WWI and the Masters
Mar 26, 2004 01:13 PM
by kpauljohnson
--- In theos-talk@yahoogroups.com, "John Plummer" <jplummer@b...>
wrote:
> issues, esp Krishnamurti, around the split with the TS. Just read
> any of Rudi's lectures from the second half of 1912, as things
were
> coming to a head. Not pretty.
>
> Just like all of us, these folks had both great strengths and
> significant personal failings. I think we have to learn from
their good work, while not avoiding an honest, but compassionate,
awareness of the less edifying parts of the story.
>
> John
Thanks for the thoughtful post.
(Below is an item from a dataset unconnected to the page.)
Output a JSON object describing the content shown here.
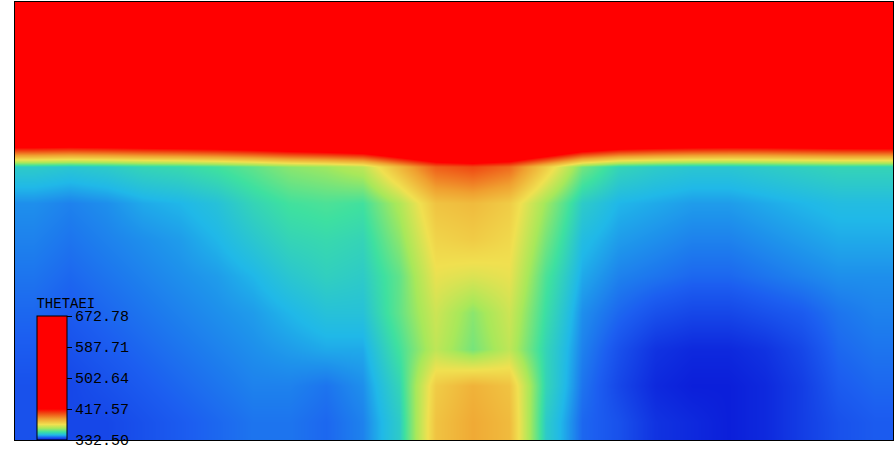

One of the least pretty and least
edifying elements of the split was the fierce, ethnically tinged
nationalism on both sides before and during WWI. Leadbeater and
Sinnett were absolutely sure that the Masters were on the side of
the British empire and the Germans were inspired by Brothers of the
Shadow; Steiner's position was a mirror reflection of theirs as best
I can recall.
IMO this all reflects very poorly on the First Object having any
influence whatsoever on these people, who shared the hatreds and
bigotries of their supposedly less enlightened countrymen-- and used
the Masters to justify their nationalism. We tend to think of
`Aryan' as becoming an evil code word in WWII, but Theosophists and
Anthroposophists were using it harmfully well before then.